White Rim Road Permit, Day 2
The following day on the Colorado River side, the road wanders mostly at the top of the inner canyon, about 1,000 feet above the river. At our furtherest point out this day, we started down Lathrop Canyon, a five-mile, 1,000-foot drop to the Colorado River. After about a half mile, we decided to retreat. We estimated the time needed to complete this canyon would bring darkness into play. I did not want to do the hairpin curves of upper Shafer Trail in the dark.
During these slow drives, Deborah and I often have long conversations, inspired and stimulated by the majestic views we watch go by. At the top of a short but particularly steep hill, and without warning, we met a bicyclist who looked back down the steep grade on his side with a somewhat worried look.
A Chance Meeting
The downslope was blind until Willy’s nose dropped down to give us our first view of a reverse tricycle bike with crank handles at arm level. The power was being supplied by the rider’s arms with the two front wheels pulling. A support crew held the bike steady on the upslope as they signaled us to come down and pass. The natural crushed shale roadway caused Willy to slide when applying the brakes.
At first, we weren’t sure what we had just seen. It seemed like a strenuous effort at a day ride. We had no idea of the magnitude of the story at this point. About an hour later, after turning around and heading back, we encountered the paraplegic biker a second time. This time, we noticed it was a lady, getting her arms massaged while stopped. We also noticed a film crew.

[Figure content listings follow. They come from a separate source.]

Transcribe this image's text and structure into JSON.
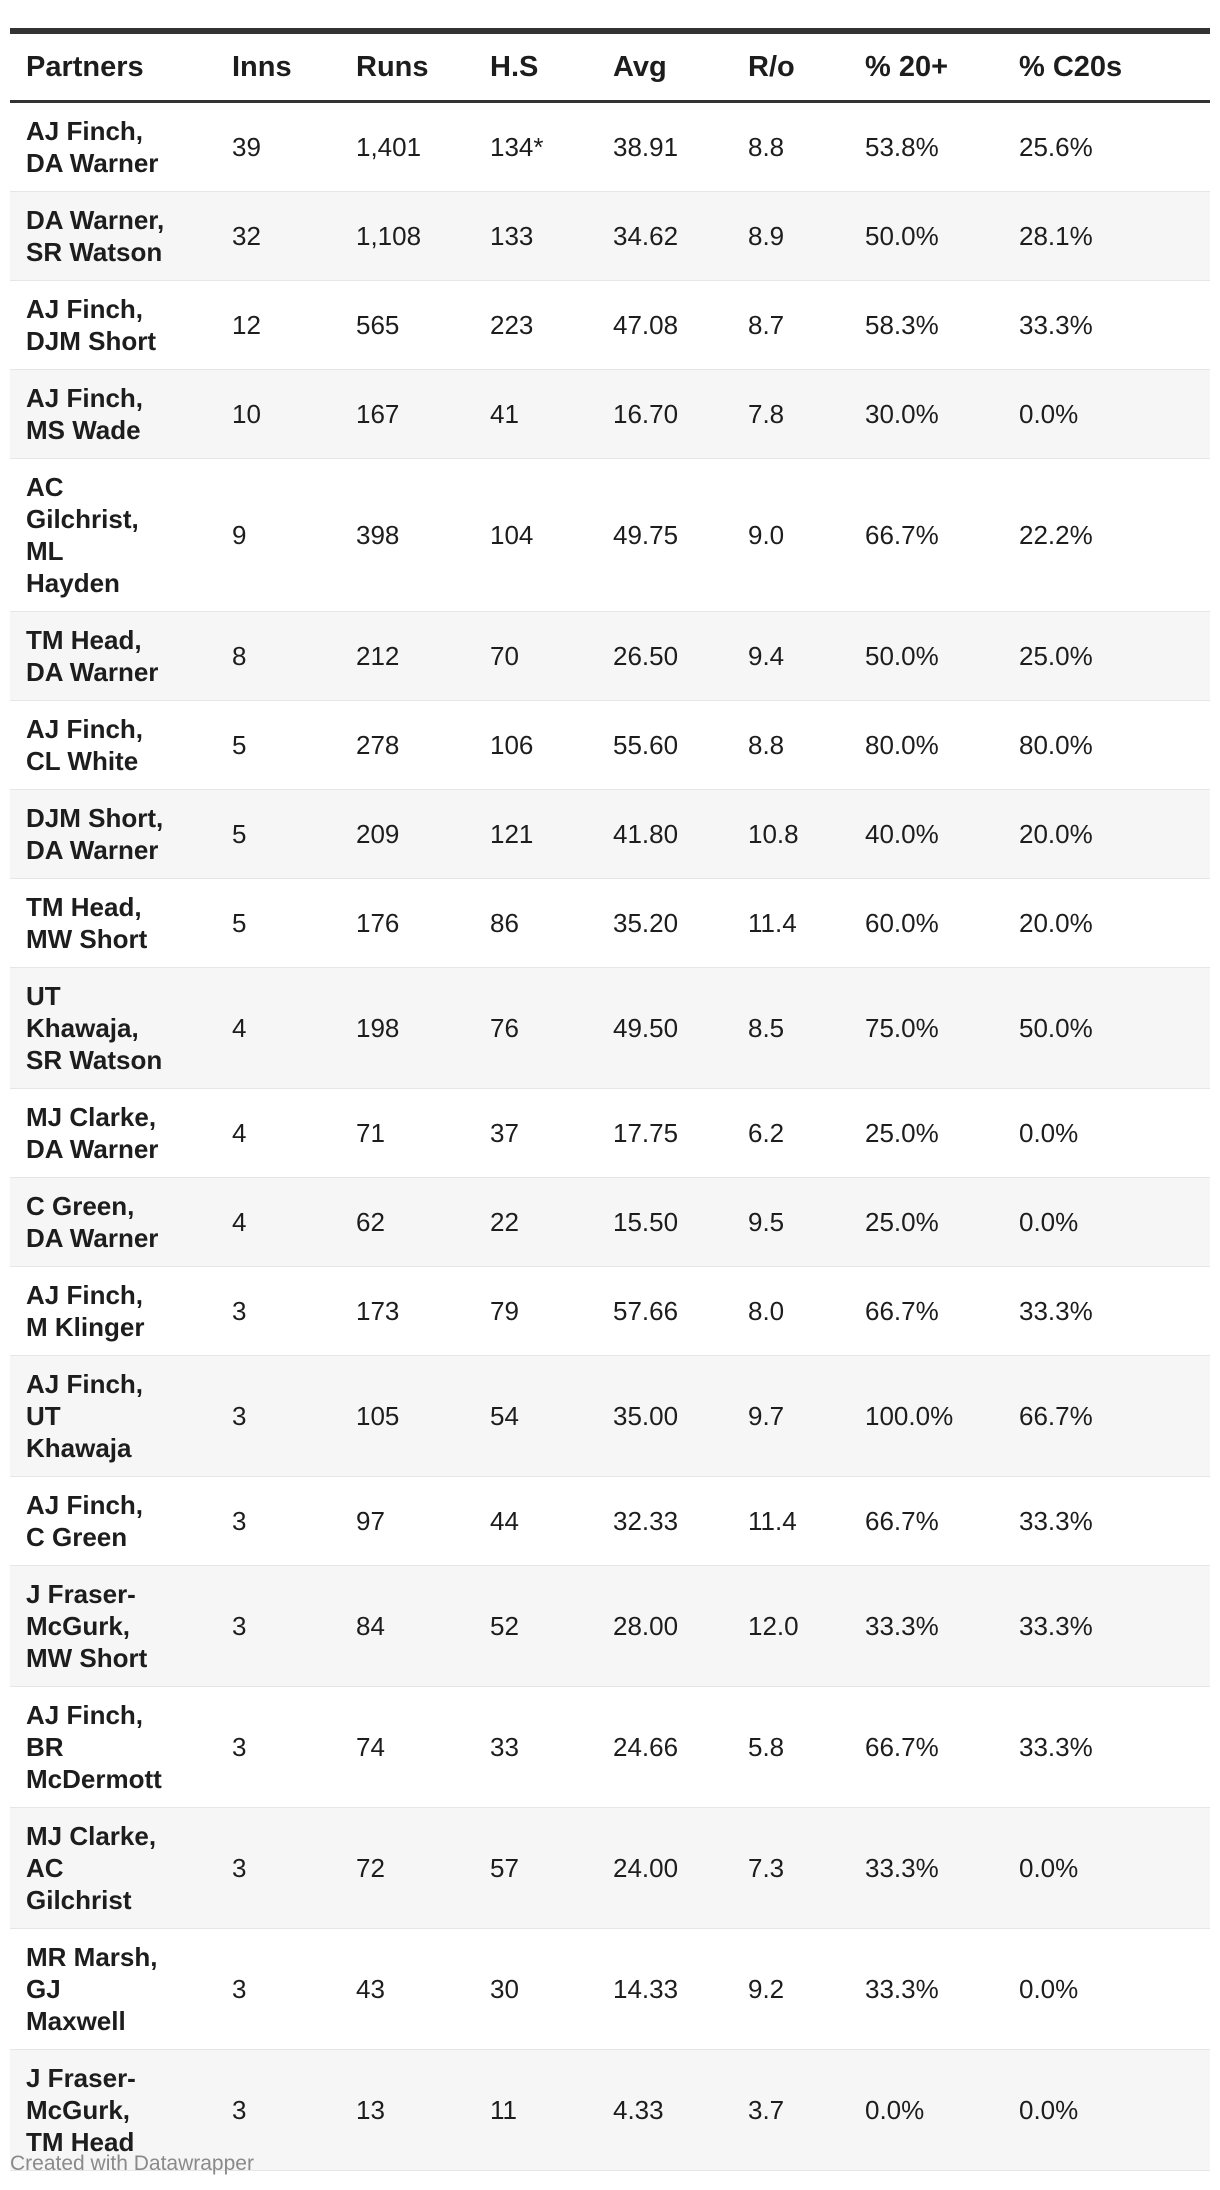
{
  "chart_data": {
    "type": "table",
    "columns": [
      "Partners",
      "Inns",
      "Runs",
      "H.S",
      "Avg",
      "R/o",
      "% 20+",
      "% C20s"
    ],
    "rows": [
      {
        "partners": [
          "AJ Finch,",
          "DA Warner"
        ],
        "inns": "39",
        "runs": "1,401",
        "hs": "134*",
        "avg": "38.91",
        "ro": "8.8",
        "p20": "53.8%",
        "c20": "25.6%"
      },
      {
        "partners": [
          "DA Warner,",
          "SR Watson"
        ],
        "inns": "32",
        "runs": "1,108",
        "hs": "133",
        "avg": "34.62",
        "ro": "8.9",
        "p20": "50.0%",
        "c20": "28.1%"
      },
      {
        "partners": [
          "AJ Finch,",
          "DJM Short"
        ],
        "inns": "12",
        "runs": "565",
        "hs": "223",
        "avg": "47.08",
        "ro": "8.7",
        "p20": "58.3%",
        "c20": "33.3%"
      },
      {
        "partners": [
          "AJ Finch,",
          "MS Wade"
        ],
        "inns": "10",
        "runs": "167",
        "hs": "41",
        "avg": "16.70",
        "ro": "7.8",
        "p20": "30.0%",
        "c20": "0.0%"
      },
      {
        "partners": [
          "AC",
          "Gilchrist,",
          "ML",
          "Hayden"
        ],
        "inns": "9",
        "runs": "398",
        "hs": "104",
        "avg": "49.75",
        "ro": "9.0",
        "p20": "66.7%",
        "c20": "22.2%"
      },
      {
        "partners": [
          "TM Head,",
          "DA Warner"
        ],
        "inns": "8",
        "runs": "212",
        "hs": "70",
        "avg": "26.50",
        "ro": "9.4",
        "p20": "50.0%",
        "c20": "25.0%"
      },
      {
        "partners": [
          "AJ Finch,",
          "CL White"
        ],
        "inns": "5",
        "runs": "278",
        "hs": "106",
        "avg": "55.60",
        "ro": "8.8",
        "p20": "80.0%",
        "c20": "80.0%"
      },
      {
        "partners": [
          "DJM Short,",
          "DA Warner"
        ],
        "inns": "5",
        "runs": "209",
        "hs": "121",
        "avg": "41.80",
        "ro": "10.8",
        "p20": "40.0%",
        "c20": "20.0%"
      },
      {
        "partners": [
          "TM Head,",
          "MW Short"
        ],
        "inns": "5",
        "runs": "176",
        "hs": "86",
        "avg": "35.20",
        "ro": "11.4",
        "p20": "60.0%",
        "c20": "20.0%"
      },
      {
        "partners": [
          "UT",
          "Khawaja,",
          "SR Watson"
        ],
        "inns": "4",
        "runs": "198",
        "hs": "76",
        "avg": "49.50",
        "ro": "8.5",
        "p20": "75.0%",
        "c20": "50.0%"
      },
      {
        "partners": [
          "MJ Clarke,",
          "DA Warner"
        ],
        "inns": "4",
        "runs": "71",
        "hs": "37",
        "avg": "17.75",
        "ro": "6.2",
        "p20": "25.0%",
        "c20": "0.0%"
      },
      {
        "partners": [
          "C Green,",
          "DA Warner"
        ],
        "inns": "4",
        "runs": "62",
        "hs": "22",
        "avg": "15.50",
        "ro": "9.5",
        "p20": "25.0%",
        "c20": "0.0%"
      },
      {
        "partners": [
          "AJ Finch,",
          "M Klinger"
        ],
        "inns": "3",
        "runs": "173",
        "hs": "79",
        "avg": "57.66",
        "ro": "8.0",
        "p20": "66.7%",
        "c20": "33.3%"
      },
      {
        "partners": [
          "AJ Finch,",
          "UT",
          "Khawaja"
        ],
        "inns": "3",
        "runs": "105",
        "hs": "54",
        "avg": "35.00",
        "ro": "9.7",
        "p20": "100.0%",
        "c20": "66.7%"
      },
      {
        "partners": [
          "AJ Finch,",
          "C Green"
        ],
        "inns": "3",
        "runs": "97",
        "hs": "44",
        "avg": "32.33",
        "ro": "11.4",
        "p20": "66.7%",
        "c20": "33.3%"
      },
      {
        "partners": [
          "J Fraser-",
          "McGurk,",
          "MW Short"
        ],
        "inns": "3",
        "runs": "84",
        "hs": "52",
        "avg": "28.00",
        "ro": "12.0",
        "p20": "33.3%",
        "c20": "33.3%"
      },
      {
        "partners": [
          "AJ Finch,",
          "BR",
          "McDermott"
        ],
        "inns": "3",
        "runs": "74",
        "hs": "33",
        "avg": "24.66",
        "ro": "5.8",
        "p20": "66.7%",
        "c20": "33.3%"
      },
      {
        "partners": [
          "MJ Clarke,",
          "AC",
          "Gilchrist"
        ],
        "inns": "3",
        "runs": "72",
        "hs": "57",
        "avg": "24.00",
        "ro": "7.3",
        "p20": "33.3%",
        "c20": "0.0%"
      },
      {
        "partners": [
          "MR Marsh,",
          "GJ",
          "Maxwell"
        ],
        "inns": "3",
        "runs": "43",
        "hs": "30",
        "avg": "14.33",
        "ro": "9.2",
        "p20": "33.3%",
        "c20": "0.0%"
      },
      {
        "partners": [
          "J Fraser-",
          "McGurk,",
          "TM Head"
        ],
        "inns": "3",
        "runs": "13",
        "hs": "11",
        "avg": "4.33",
        "ro": "3.7",
        "p20": "0.0%",
        "c20": "0.0%"
      }
    ]
  },
  "footer": {
    "credit": "Created with Datawrapper"
  }
}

We passed and proceeded before detouring onto a short, extreme 4WD spur leading to the Goosenecks Overlook. It took us over some large boulders to the edge of a 1,000+ foot cliff above the Colorado River. The view of this sweeping canyon stimulated both my creative imagination and my fear of the cliff and its height—just feet in front of me. There were actually tire tracks on the rock where people had pulled their vehicles closer to the edge than I could even stand.
Back on White Rim Road, we once again caught up with the support vehicles as a cameraman was finishing filming the bicyclist circle around a distant curve. The shot silhouetted the bike on the road, etched into the side of a slope with a steep drop to the right. We waited until he was done shooting before asking him if he was part of her crew and who she was. He said he was a cinematographer, not part of her personal crew, and then he told us what he knew.
Danielle Lancelot Watson survived the highest rock-climbing fall on record from 280 feet. The fall left her paralyzed and a paraplegic.
As I jumped out of Willy to meet her, I was already overcome with awe, respect, and complete admiration for this young woman, who had returned to southeast Utah to embark on a 100-mile hand-biking trip around the White Rim Trail in Canyonlands.
“Hi, my name is Deborah Bateman and I’m a blogger. Would you mind if I took your photo and asked you a couple of questions?” I sheepishly asked.
“Not if you make it fast. I have a trek to finish today,” Danielle Lancelot Watson replied.
Never one to stand in anyone’s way of reaching a goal, I quickly took notes, attempted to express how inspired I was by what she was doing, and got out of her way. She was about to complete the final leg of her 100-mile journey around the Canyonland’s White Rim Road. All that was left was the Shafer Trail, a final 1,200-foot ascent to the top of the mesa.
ADAPTED: The Film
Her support team was there to support her and film “ADAPTED: The Film,” which will be a feature-length documentary that follows Danielle and other inspiring paraplegic athletes.
Just being there and witnessing her in this incredible locale, I was overwhelmed with her raw challenges and courage. It was if though I could feel her heartfelt joy and success for the completion of this amazing accomplishment. And yet, I wanted to celebrate the “no regrets, no excuse” life that she had created and was living, and thank and congratulate the under-appreciated community and crew that was there to support and celebrate her.
Nature’s Healing Impact
While I came to Canyonlands to absorb and enjoy the beautiful and exotic vistas that nature has provided, I came to respect and understand, in my chance meeting with Danielle, what nature’s effect on the brain and the soul has for all mankind.
Everybody needs beauty as well as bread, places to play in and pray in,
where nature may heal and give strength to body and soul.